Holiday lights brighten the season in Obetz area

By Linda Dillman
Staff Writer

Messenger photos by Linda Dillman
Obetz employee Brian Martaney spent time outdoors working on a little lighted magic in preparation for the Village’s holiday celebration.
An 1870s era former Lutheran church along Groveport Road, purchased by Obetz in 2018, is outlined in lighted holiday splendor as it greets visitors on their way to the heart of the village.
An Obetz icon, the village’s gazebo is dressed up for the holidays in greenery and white lights.
One need not go far for a mesmerizing light show with a multi-story tree in downtown Obetz that flashes through sequences of patterns.
Simple strands of red, green and white lights outline a house on Belford Avenue in Hamilton Meadows giving it a gingerbread-like look.
A pulsating archway of LED lights frame the exit to Obetz’s first annual light display that winds its way near and through the Fortress Obetz parking lot.
A flock of flying reindeer lead the way to a video of Santa and his elves in their North Pole workshop.

Years ago, long before roof-topping inflatables that wobble in the wind and look like road kill when electricity is cut to their power sources, there was the single strand of Christmas lights.

A single strand to brighten the darkness around Christmas time. A single strand to show your neighbors you had the holiday spirit. A single strand that served as beacon to let you know you were close to home.

Sometimes, if your family was fancy, a single strand of lights became multiple strands of lights that outlined a house in a rainbow of blue, yellow, red, green and sometimes purple.

Our house was a little different. My daddy splurged one year and bought a strand of red bells hooked to red lights that twinkled on and off above our front door and window.

I thought it was magical…that single strand of bells. It was the only Christmas decoration on the front of our little 1960s-era ranch house for many years.

Just before Christmas, I would sit in wide-eyed amazement when my daddy, mother and I would hop in the car and drive around our housing development looking at the lights of other like-minded families.

Some streets were illuminated brightly and it was usually the same houses year after year. Many had tall plastic—what would later be called kitschy—Santas and snowmen plugged into a spider web of electrical cords.

Other than the soft glow of a Christmas tree in the window, on other streets, a forlorn streetlight was the only break in the darkness.

Today, lights are everywhere and in forms unimaginable to my six-year-old self. Illumination has ventured out from the façade of homes to the yard and even onto vehicles of every imaginable size and shape.

Today, that single strand of lights, even where I grew up, has morphed into light-up the night displays you can see from the next street over.

In Obetz, a small village when I was a kid, there are detailed light displays of holiday icons like Santa, gifts and animals lining the driveway leading up to the 8,000-seat Fortress Obetz complex. Workers like Brian Martenay cover trees and shrubs throughout Obetz’s municipal complex with bright lights while a massive, illuminated archway baths cars driving beneath it with holiday brightness as twilight approaches.
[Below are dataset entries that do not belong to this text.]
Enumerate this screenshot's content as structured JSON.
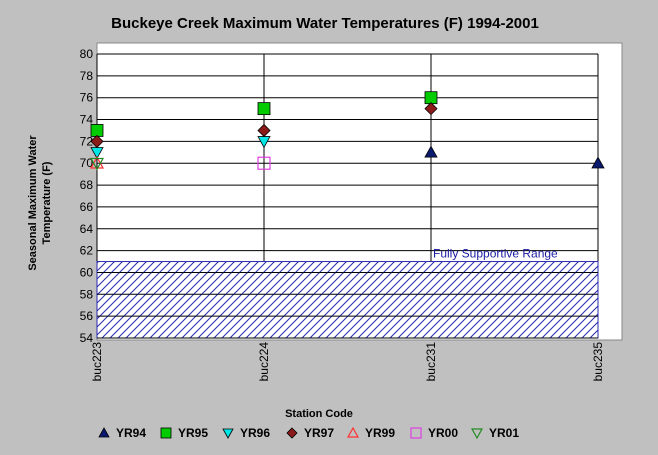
{
  "chart_data": {
    "type": "scatter",
    "title": "Buckeye Creek Maximum Water Temperatures (F) 1994-2001",
    "xlabel": "Station Code",
    "ylabel_lines": [
      "Seasonal Maximum Water",
      "Temperature  (F)"
    ],
    "categories": [
      "buc223",
      "buc224",
      "buc231",
      "buc235"
    ],
    "ylim": [
      54,
      80
    ],
    "yticks": [
      "54",
      "56",
      "58",
      "60",
      "62",
      "64",
      "66",
      "68",
      "70",
      "72",
      "74",
      "76",
      "78",
      "80"
    ],
    "grid": true,
    "legend_position": "bottom",
    "band": {
      "label": "Fully Supportive Range",
      "ymin": 54,
      "ymax": 61,
      "color": "#2a2ab0"
    },
    "series": [
      {
        "name": "YR94",
        "marker": "triangle-up",
        "color": "#0a1a6e",
        "filled": true,
        "values": [
          null,
          null,
          71,
          70
        ]
      },
      {
        "name": "YR95",
        "marker": "square",
        "color": "#00cc00",
        "filled": true,
        "values": [
          73,
          75,
          76,
          null
        ]
      },
      {
        "name": "YR96",
        "marker": "triangle-down",
        "color": "#00e5e5",
        "filled": true,
        "values": [
          71,
          72,
          null,
          null
        ]
      },
      {
        "name": "YR97",
        "marker": "diamond",
        "color": "#8b1a1a",
        "filled": true,
        "values": [
          72,
          73,
          75,
          null
        ]
      },
      {
        "name": "YR99",
        "marker": "triangle-up",
        "color": "#ff3030",
        "filled": false,
        "values": [
          70,
          null,
          null,
          null
        ]
      },
      {
        "name": "YR00",
        "marker": "square",
        "color": "#e040e0",
        "filled": false,
        "values": [
          null,
          70,
          null,
          null
        ]
      },
      {
        "name": "YR01",
        "marker": "triangle-down",
        "color": "#228b22",
        "filled": false,
        "values": [
          70,
          null,
          null,
          null
        ]
      }
    ]
  }
}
Standing proudly in a nearby park, a multi-story tree greets visitors with thousands upon thousands of twinkling lights as houses outlined in colorful bulbs bid vehicles to slow down and take a look.

My beloved Hamilton Meadows still hosts homes outfitted in rainbow strands of lights, animated woodland creatures clearly outlined against the background of the night and myriad lighted plastic characters.

And, yes, I drive through the entire development every year at least a couple of times looking at the lights.

But my favorite? A small bungalow on Belford Avenue that is simply outlined in red and green lights. Nothing fancy, but a classic in its simplicity that jettisons me back in time.

Merry Christmas everyone and keep your own lights shining, whether it is a cascade of Griswold-worthy illumination or a simple strand leading you home.